Маленькое окно на втором этаже «Синего колокола» - жёлтое. Живое. Там горит обыкновенная свеча, такая, какие здесь не жгут. Такие жгут только приезжие. Те, кто ещё не привык.
Те, кто пришёл оттуда.
Он смотрит на это окно так долго, что в комнате за его спиной успевает потемнеть на оттенок. Не двигается. Двигаться сейчас - значит признать, что это окно для него что-то значит. А он давно научился не признавать.
Потом свеча гаснет.
В груди у него что-то сжимается - не остро, тихо, как сжимается рука, которая держит слишком тяжёлое уже долго. Закрывает глаза. Открывает. На правом запястье, под манжетой, тонкая розовая полоса. Она чешется. Не от зуда - от того, что под ней.
Кладёт ладонь на стекло.
Стекло под его рукой тут же затягивается тонким узором инея - мгновенно, как если бы мороз выпустили из-под пальцев. Узор повторяет тот, что идёт у него по коже: ломаные линии, несимметричные, живые. Он стоит так, и узор растёт под его ладонью, и где-то в середине его груди медленно ходит маятник, который не должен был ходить - двести восемьдесят лет он останавливал его. У него получалось.
До сегодняшнего вечера.
Он говорит - тихо, в стекло, так, что даже если бы в комнате был кто-то, тот бы не услышал:
- Не влюбляйся в него снова.
Иней на стекле вздрагивает. Одна из линий - ломаная, тонкая - ползёт вверх, на миллиметр, на два, как будто что-то внутри узора пытается дотянуться туда, где - на другой стороне города - только что погасла одна маленькая жёлтая свеча.
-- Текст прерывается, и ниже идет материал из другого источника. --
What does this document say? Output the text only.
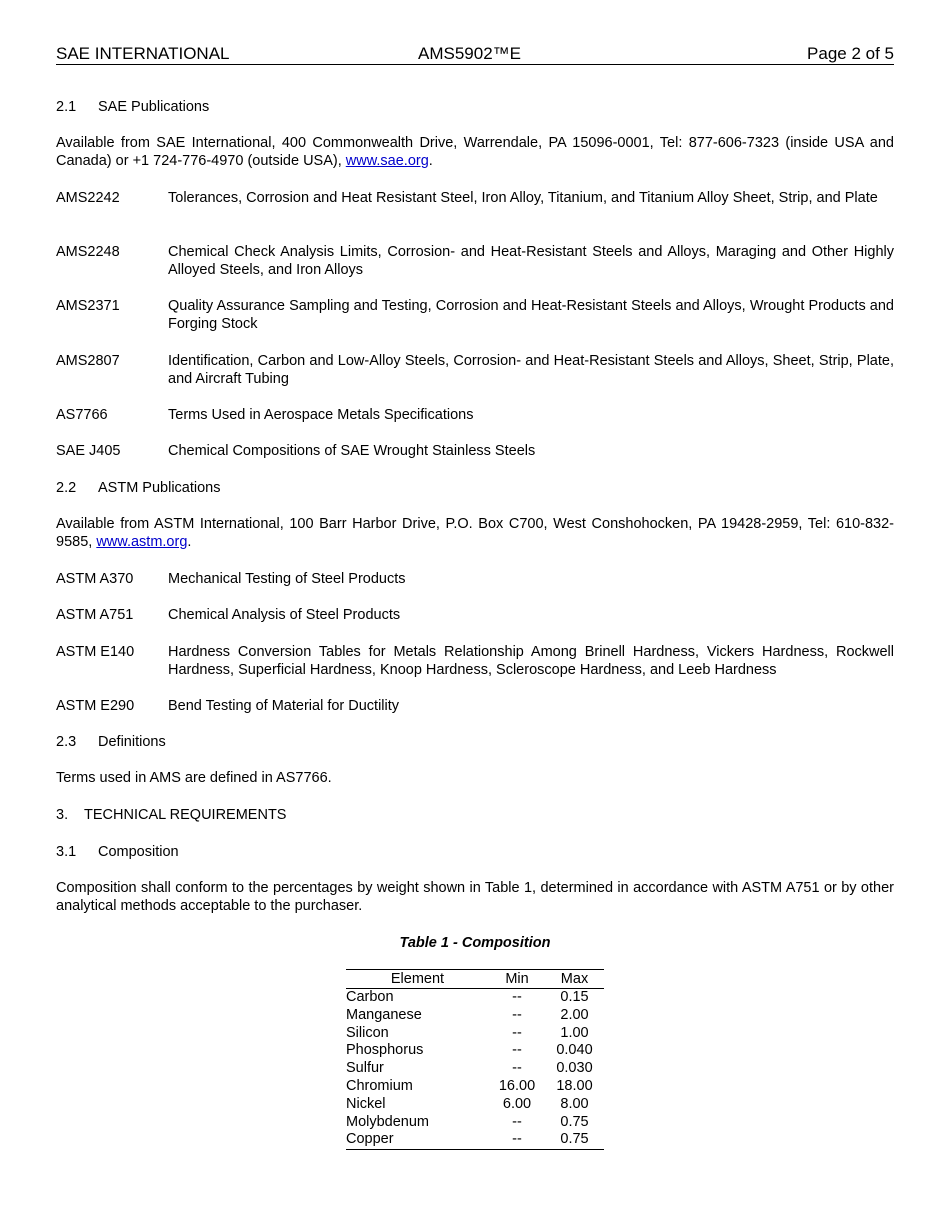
SAE INTERNATIONAL	AMS5902™E	Page 2 of 5
2.1 SAE Publications
Available from SAE International, 400 Commonwealth Drive, Warrendale, PA 15096-0001, Tel: 877-606-7323 (inside USA and Canada) or +1 724-776-4970 (outside USA), www.sae.org.
AMS2242	Tolerances, Corrosion and Heat Resistant Steel, Iron Alloy, Titanium, and Titanium Alloy Sheet, Strip, and Plate
AMS2248	Chemical Check Analysis Limits, Corrosion- and Heat-Resistant Steels and Alloys, Maraging and Other Highly Alloyed Steels, and Iron Alloys
AMS2371	Quality Assurance Sampling and Testing, Corrosion and Heat-Resistant Steels and Alloys, Wrought Products and Forging Stock
AMS2807	Identification, Carbon and Low-Alloy Steels, Corrosion- and Heat-Resistant Steels and Alloys, Sheet, Strip, Plate, and Aircraft Tubing
AS7766	Terms Used in Aerospace Metals Specifications
SAE J405	Chemical Compositions of SAE Wrought Stainless Steels
2.2 ASTM Publications
Available from ASTM International, 100 Barr Harbor Drive, P.O. Box C700, West Conshohocken, PA 19428-2959, Tel: 610-832-9585, www.astm.org.
ASTM A370 Mechanical Testing of Steel Products
ASTM A751 Chemical Analysis of Steel Products
ASTM E140 Hardness Conversion Tables for Metals Relationship Among Brinell Hardness, Vickers Hardness, Rockwell Hardness, Superficial Hardness, Knoop Hardness, Scleroscope Hardness, and Leeb Hardness
ASTM E290 Bend Testing of Material for Ductility
2.3 Definitions
Terms used in AMS are defined in AS7766.
3. TECHNICAL REQUIREMENTS
3.1 Composition
Composition shall conform to the percentages by weight shown in Table 1, determined in accordance with ASTM A751 or by other analytical methods acceptable to the purchaser.
Table 1 - Composition
Element	Min	Max
Carbon	--	0.15
Manganese	--	2.00
Silicon	--	1.00
Phosphorus	--	0.040
Sulfur	--	0.030
Chromium	16.00	18.00
Nickel	6.00	8.00
Molybdenum	--	0.75
Copper	--	0.75
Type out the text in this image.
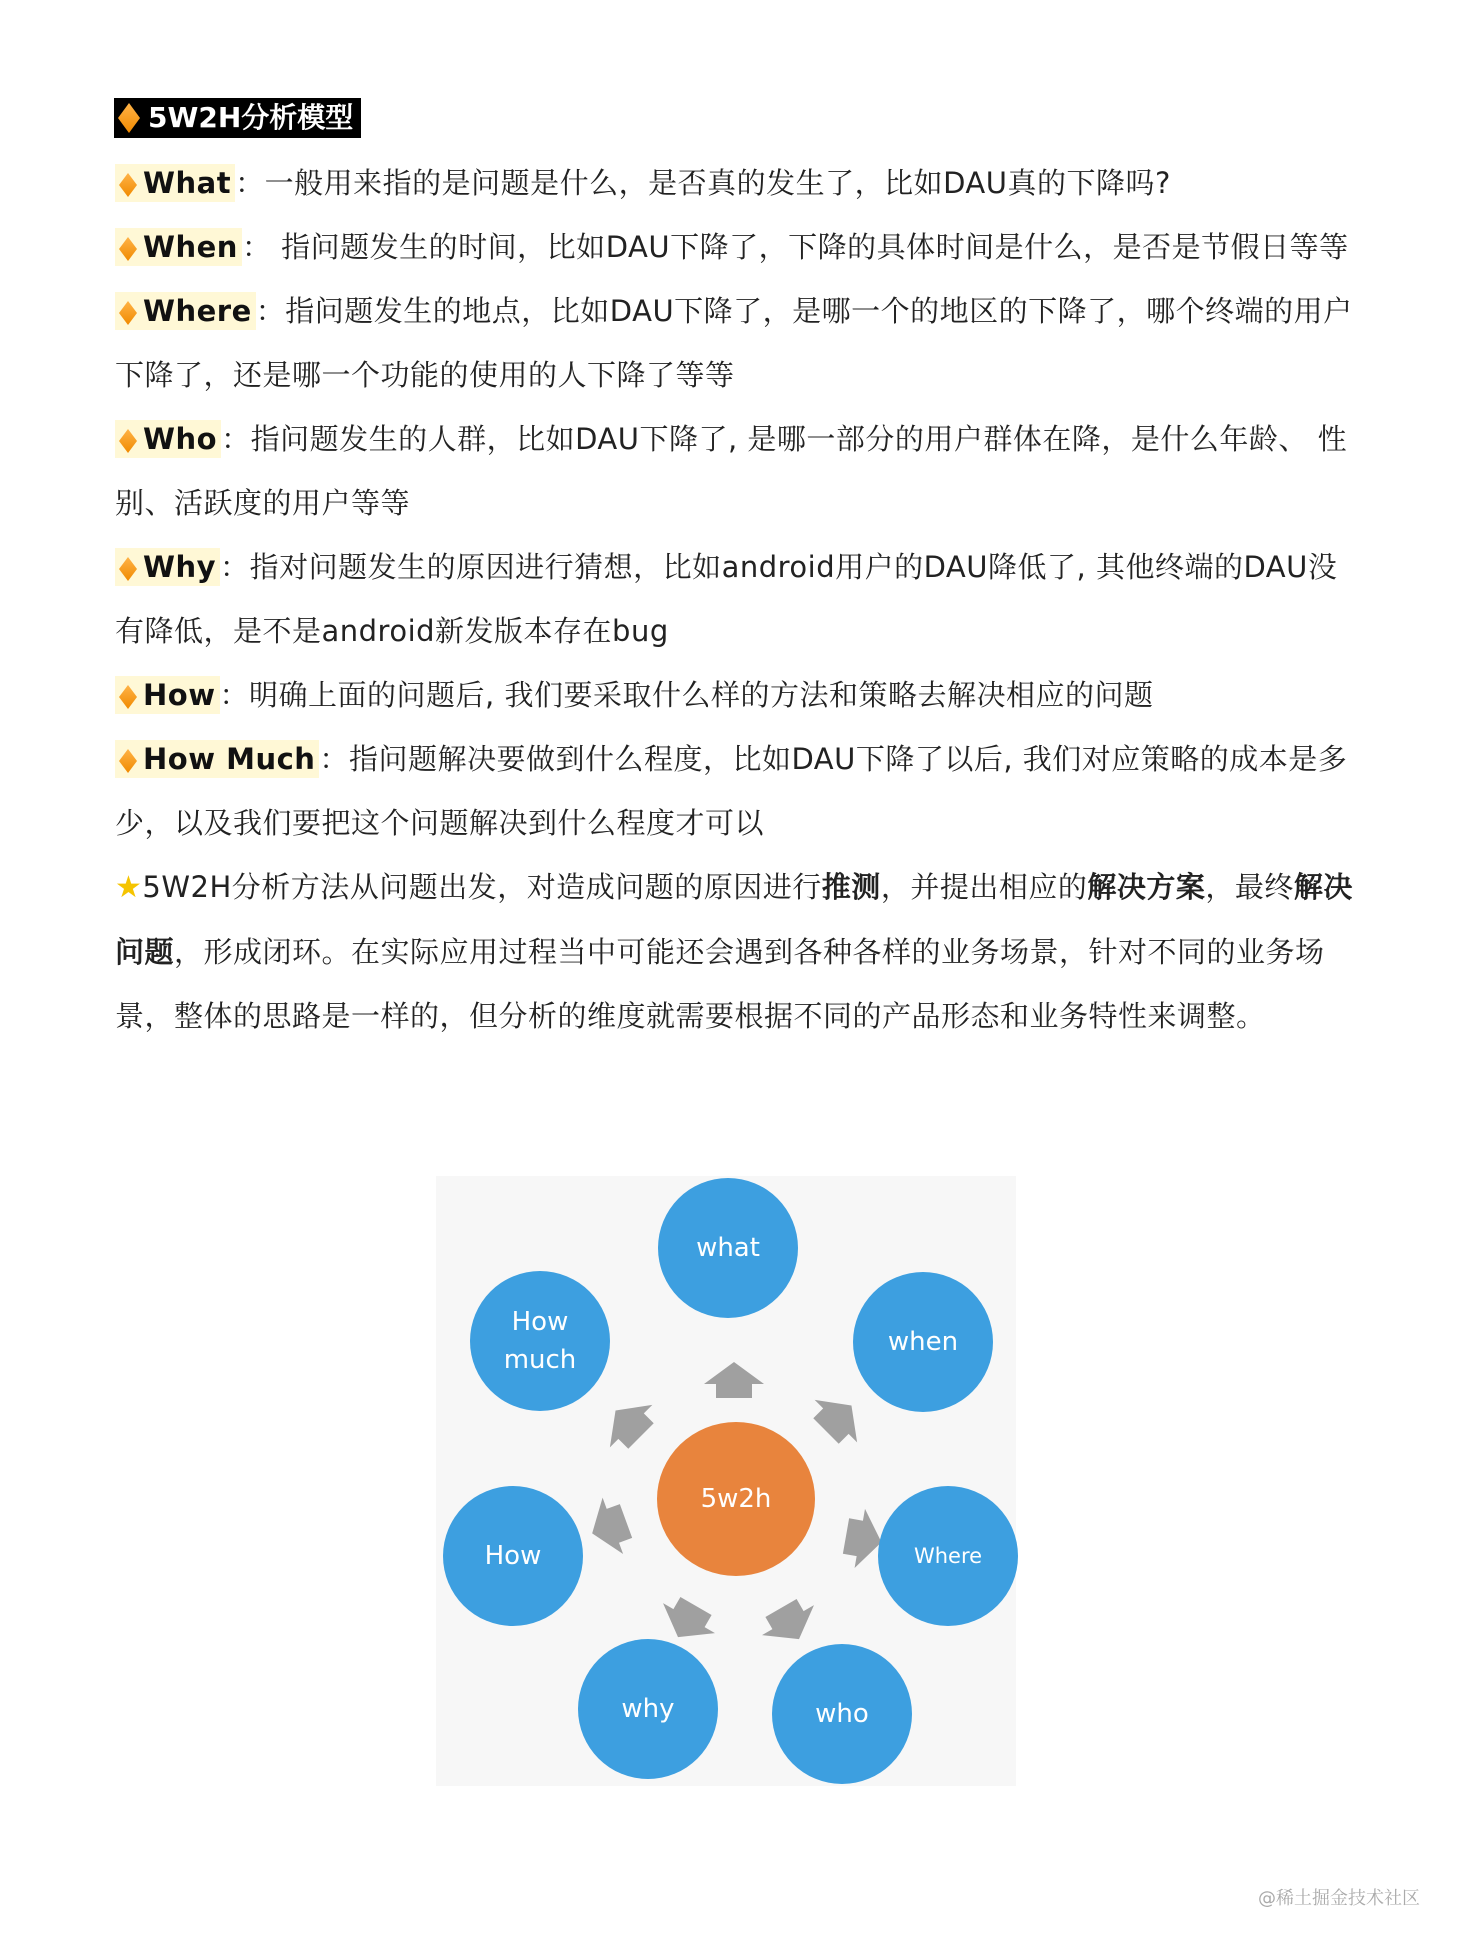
5W2H分析模型

What ：一般用来指的是问题是什么，是否真的发生了，比如DAU真的下降吗?

When ： 指问题发生的时间，比如DAU下降了，下降的具体时间是什么，是否是节假日等等

Where ：指问题发生的地点，比如DAU下降了，是哪一个的地区的下降了，哪个终端的用户下降了，还是哪一个功能的使用的人下降了等等

Who ：指问题发生的人群，比如DAU下降了, 是哪一部分的用户群体在降，是什么年龄、 性别、活跃度的用户等等

Why ：指对问题发生的原因进行猜想，比如android用户的DAU降低了, 其他终端的DAU没有降低，是不是android新发版本存在bug

How ：明确上面的问题后, 我们要采取什么样的方法和策略去解决相应的问题

How Much ：指问题解决要做到什么程度，比如DAU下降了以后, 我们对应策略的成本是多少，以及我们要把这个问题解决到什么程度才可以

★5W2H分析方法从问题出发，对造成问题的原因进行推测，并提出相应的解决方案，最终解决问题，形成闭环。在实际应用过程当中可能还会遇到各种各样的业务场景，针对不同的业务场景，整体的思路是一样的，但分析的维度就需要根据不同的产品形态和业务特性来调整。

5w2h
what
when
Where
who
why
How
How much
@稀土掘金技术社区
- Пожалуйста, - говорит он.
Тем же словом. Той же тяжестью, с которой она когда-то говорила ему.
И убирает руку.
Иней остаётся.
И - впервые за семь лет - узор на стекле начинает теплеть. Слабое, едва видимое бледно-голубое сияние. Через ладонь, через камень, через весь город - куда-то к ней.
Если она почувствует - она проснётся.
Он резко прижимает ладонь обратно. Гасит.
Узор тускнеет.
Слишком ярко. Слишком долго. Слишком близко.
Он долго смотрит на собственный отпечаток - пять пальцев, вмёрзших в стекло, - а потом, как будто ему стало мерзко на это смотреть, отворачивается и уходит вглубь комнаты, в темноту.
Сегодня он опять не будет спать.
Как и каждую ночь последние семь лет.